In the context of the Belgian debates on end-of-life care, the views of Muslims remain understudied. The aim of this article was twofold. First, to document the relationship between contemporary normative Muslim ideas on assisted suicide and voluntary euthanasia on the one hand and real-world views and attitudes of Muslims living in Belgium on the other hand. Second, to identify whether a shift is observable in the views and attitudes regarding active termination of life between first- and second-generation Muslims. The authors conclude that they have observed that when dealing with these bioethical issues, both first- and second-generation Muslims adopt a theological line of reasoning like the one that can be found in normative Islamic views. They also note that they have found an absolute rejection of every act that deliberately terminates life, based on the unconditional belief in an afterlife and in God's sovereign power over life and death.

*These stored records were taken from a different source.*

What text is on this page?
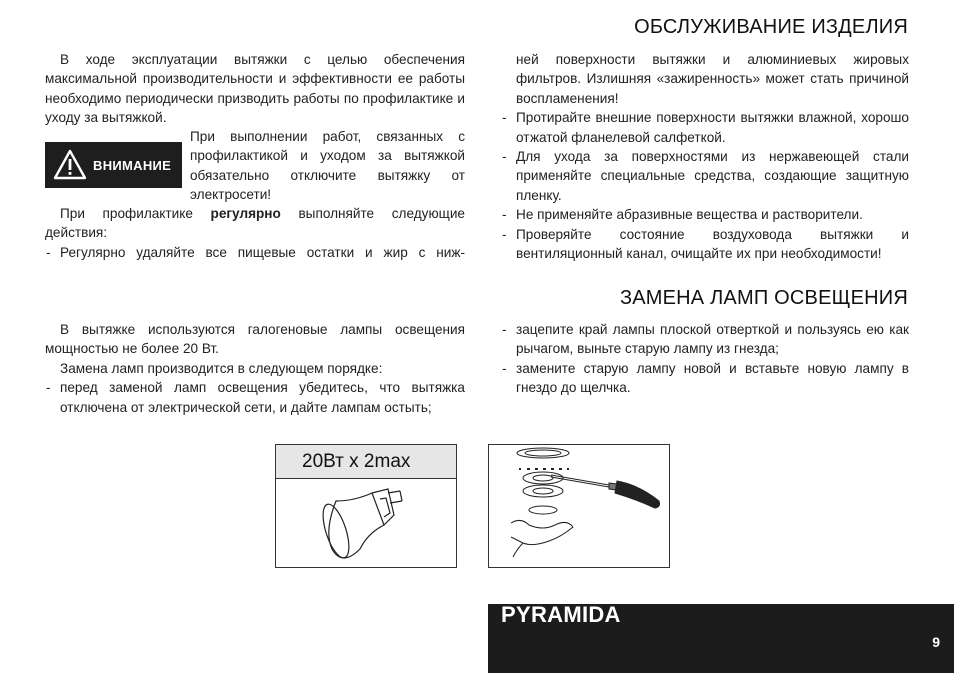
ОБСЛУЖИВАНИЕ ИЗДЕЛИЯ

В ходе эксплуатации вытяжки с целью обеспечения максимальной производительности и эффективности ее работы необходимо периодически призводить работы по профилактике и уходу за вытяжкой.

ВНИМАНИЕ
При выполнении работ, связанных с
профилактикой и уходом за вытяжкой
обязательно отключите вытяжку от
электросети!

При профилактике регулярно выполняйте следующие действия:

- Регулярно удаляйте все пищевые остатки и жир с ниж-

ней поверхности вытяжки и алюминиевых жировых фильтров. Излишняя «зажиренность» может стать причиной воспламенения!

- Протирайте внешние поверхности вытяжки влажной, хорошо отжатой фланелевой салфеткой.
- Для ухода за поверхностями из нержавеющей стали применяйте специальные средства, создающие защитную пленку.
- Не применяйте абразивные вещества и растворители.
- Проверяйте состояние воздуховода вытяжки и вентиляционный канал, очищайте их при необходимости!
ЗАМЕНА ЛАМП ОСВЕЩЕНИЯ

В вытяжке используются галогеновые лампы освещения мощностью не более 20 Вт.

Замена ламп производится в следующем порядке:

- перед заменой ламп освещения убедитесь, что вытяжка отключена от электрической сети, и дайте лампам остыть;
- зацепите край лампы плоской отверткой и пользуясь ею как рычагом, выньте старую лампу из гнезда;
- замените старую лампу новой и вставьте новую лампу в гнездо до щелчка.
20Вт х 2max
PYRAMIDA
9
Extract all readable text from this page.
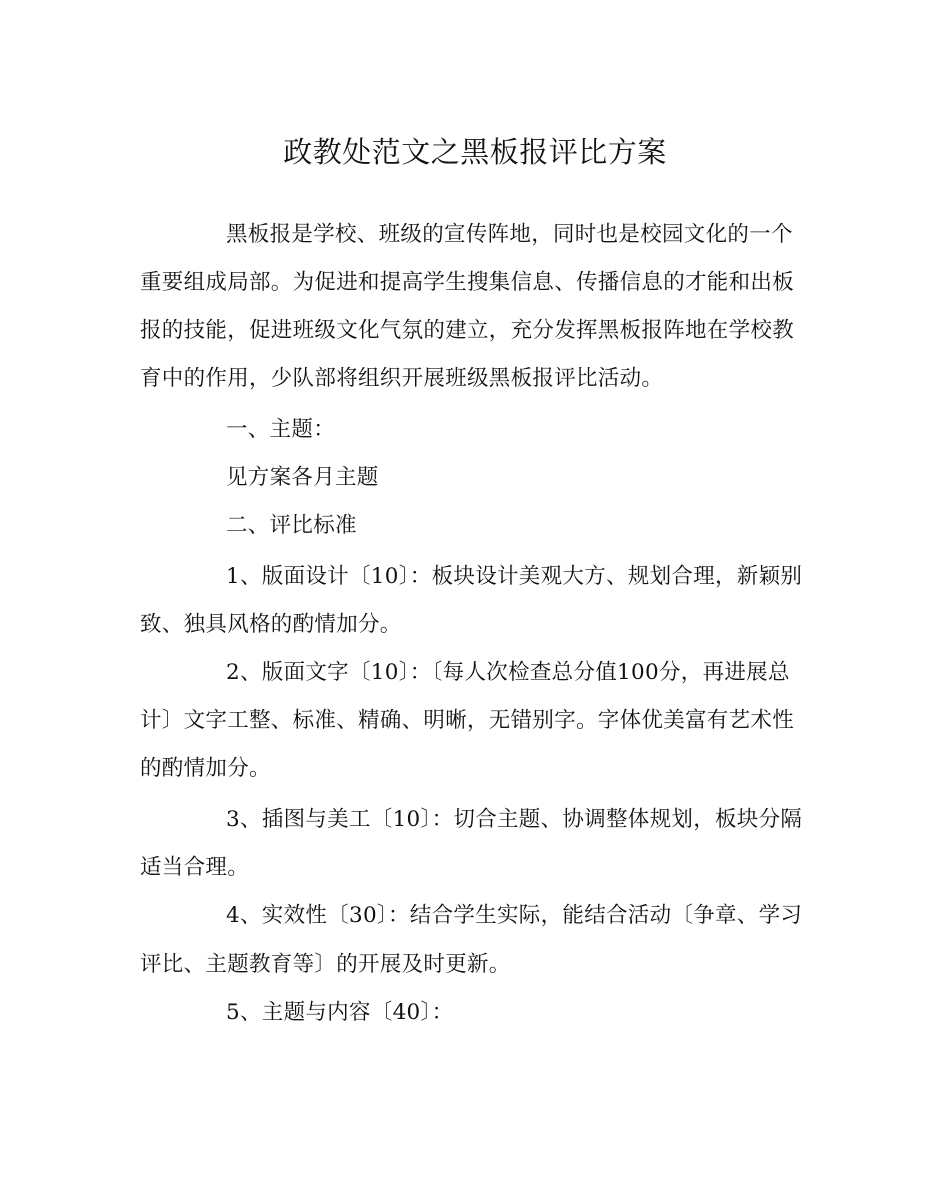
政教处范文之黑板报评比方案
黑板报是学校、班级的宣传阵地，同时也是校园文化的一个
重要组成局部。为促进和提高学生搜集信息、传播信息的才能和出板
报的技能，促进班级文化气氛的建立，充分发挥黑板报阵地在学校教
育中的作用，少队部将组织开展班级黑板报评比活动。
一、主题：
见方案各月主题
二、评比标准
1、版面设计〔10〕：板块设计美观大方、规划合理，新颖别
致、独具风格的酌情加分。
2、版面文字〔10〕：〔每人次检查总分值100分，再进展总
计〕文字工整、标准、精确、明晰，无错别字。字体优美富有艺术性
的酌情加分。
3、插图与美工〔10〕：切合主题、协调整体规划，板块分隔
适当合理。
4、实效性〔30〕：结合学生实际，能结合活动〔争章、学习
评比、主题教育等〕的开展及时更新。
5、主题与内容〔40〕：
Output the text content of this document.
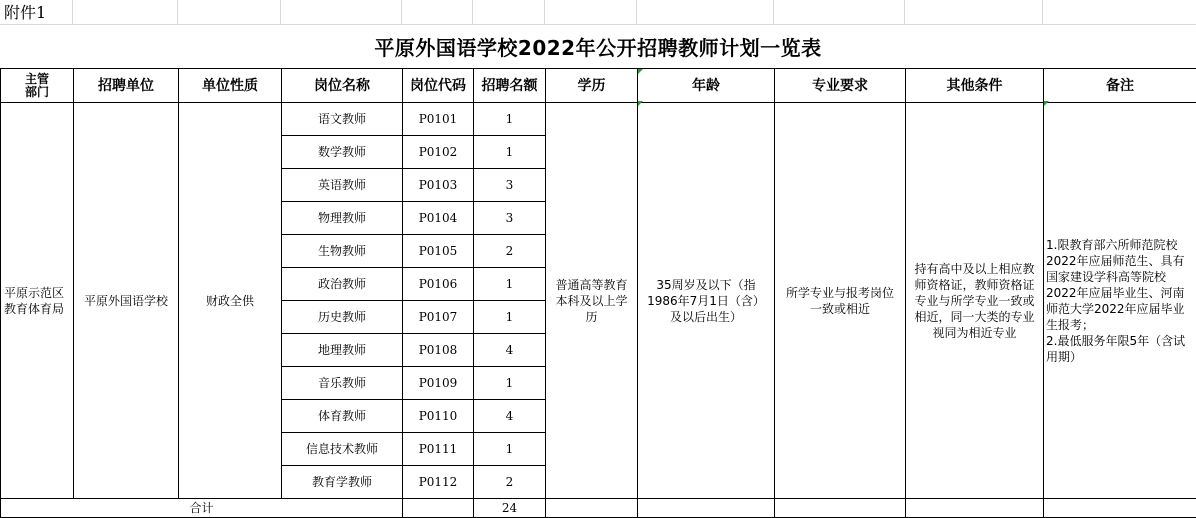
附件1
平原外国语学校2022年公开招聘教师计划一览表
主管
部门	招聘单位	单位性质	岗位名称	岗位代码	招聘名额	学历	年龄	专业要求	其他条件	备注
平原示范区教育体育局	平原外国语学校	财政全供	语文教师	P0101	1	普通高等教育本科及以上学历	35周岁及以下（指1986年7月1日（含）及以后出生）	所学专业与报考岗位一致或相近	持有高中及以上相应教师资格证，教师资格证专业与所学专业一致或相近，同一大类的专业视同为相近专业	1.限教育部六所师范院校2022年应届师范生、具有国家建设学科高等院校2022年应届毕业生、河南师范大学2022年应届毕业生报考；
2.最低服务年限5年（含试用期）
			数学教师	P0102	1					
			英语教师	P0103	3					
			物理教师	P0104	3					
			生物教师	P0105	2					
			政治教师	P0106	1					
			历史教师	P0107	1					
			地理教师	P0108	4					
			音乐教师	P0109	1					
			体育教师	P0110	4					
			信息技术教师	P0111	1					
			教育学教师	P0112	2					
合计					24					
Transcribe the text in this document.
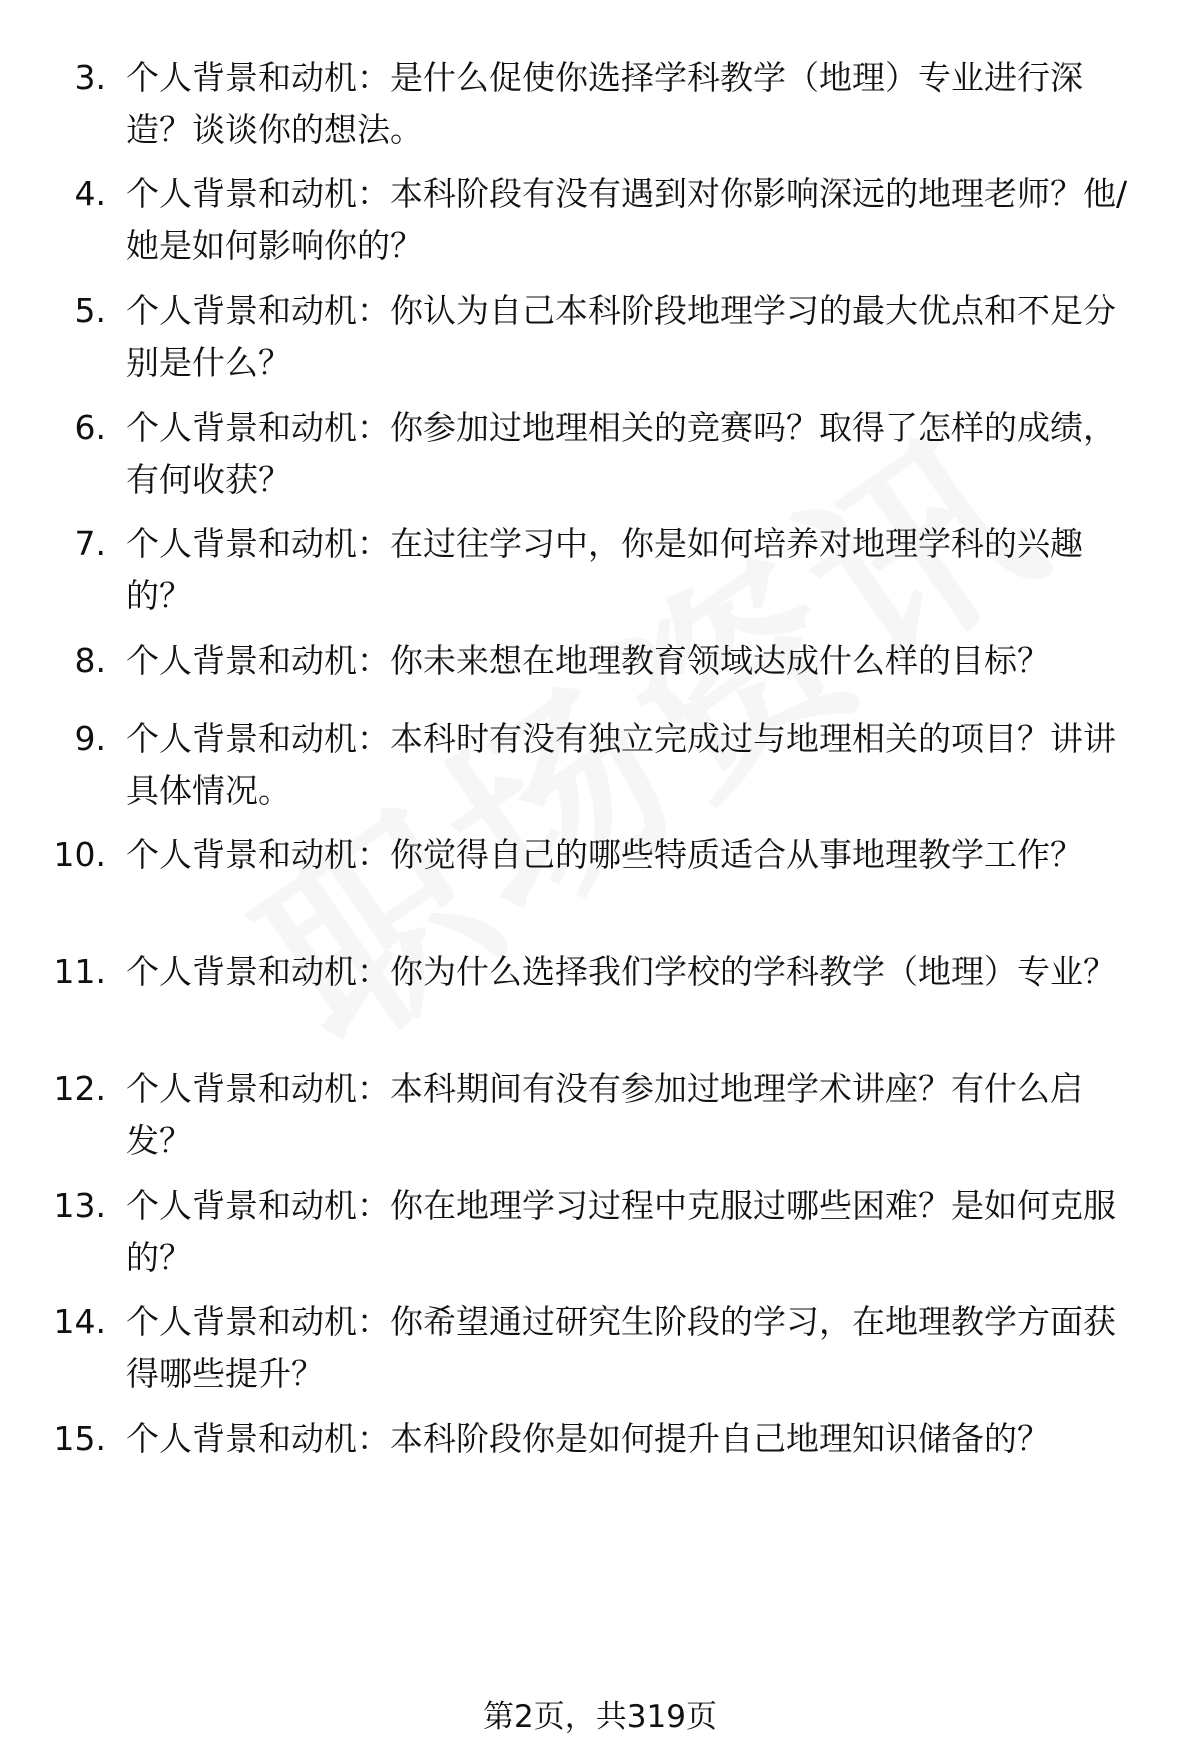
3. 个人背景和动机：是什么促使你选择学科教学（地理）专业进行深造？谈谈你的想法。
4. 个人背景和动机：本科阶段有没有遇到对你影响深远的地理老师？他/她是如何影响你的？
5. 个人背景和动机：你认为自己本科阶段地理学习的最大优点和不足分别是什么？
6. 个人背景和动机：你参加过地理相关的竞赛吗？取得了怎样的成绩，有何收获？
7. 个人背景和动机：在过往学习中，你是如何培养对地理学科的兴趣的？
8. 个人背景和动机：你未来想在地理教育领域达成什么样的目标？
9. 个人背景和动机：本科时有没有独立完成过与地理相关的项目？讲讲具体情况。
10. 个人背景和动机：你觉得自己的哪些特质适合从事地理教学工作？
11. 个人背景和动机：你为什么选择我们学校的学科教学（地理）专业？
12. 个人背景和动机：本科期间有没有参加过地理学术讲座？有什么启发？
13. 个人背景和动机：你在地理学习过程中克服过哪些困难？是如何克服的？
14. 个人背景和动机：你希望通过研究生阶段的学习，在地理教学方面获得哪些提升？
15. 个人背景和动机：本科阶段你是如何提升自己地理知识储备的？
第2页，共319页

Ewing G, Austin G, Jones D. Who cares for the carers at hospital discharge at the end of life? A qualitative study of current practice in discharge planning and the potential value of using The Carer Support Needs Assessment Tool (CSNAT) Approach. Palliat Med 2018. [E-pub ahead of print]; DOI: doi.org/10.1177/0269216318756259
Caregiver factors prevent patients achieving timely and appropriate hospital discharge. There is a lack of research into interventions to support caregivers at hospital discharge. The aim of this qualitative study was to explore whether and how family caregivers are currently supported during patient discharge at end of life and to assess perceived benefits, acceptability, and feasibility of using The Carer Support Needs Assessment Tool (CSNAT) Approach in the hospital setting to support caregivers. The setting of the study was three National Health Service Trusts in England, in which focus groups with 40 hospital and community-based practitioners and 22 caregiver interviews about experiences of caregiver support during hospital discharge and views of The CSNAT Approach were completed. Two workshops brought together 14 practitioners and 5 caregivers to discuss implementation issues. Results demonstrated that current barriers to supporting caregivers at hospital discharge were an organizational focus on patients' needs, what practitioners perceived as caregivers' often “unrealistic expectations” of end-of-life caregiving at home and lack of awareness of patients' end-of-life situation. The CSNAT Approach was viewed as enabling caregiver support and addressing difficulties of discussing the realities of supporting someone at home toward end of life. Implementation in hospital required organizational considerations of practitioner workload and training. To enhance caregiver support, a two-stage process of assessment and support (hospital with community follow-up) was suggested using the CSNAT as a caregiver-held record to manage the transition. The authors conclude that their study identifies a novel intervention, which expands the focus of discharge planning to include assessment of caregivers' support needs at transition, potentially preventing breakdown of care at home and patient readmissions to hospital.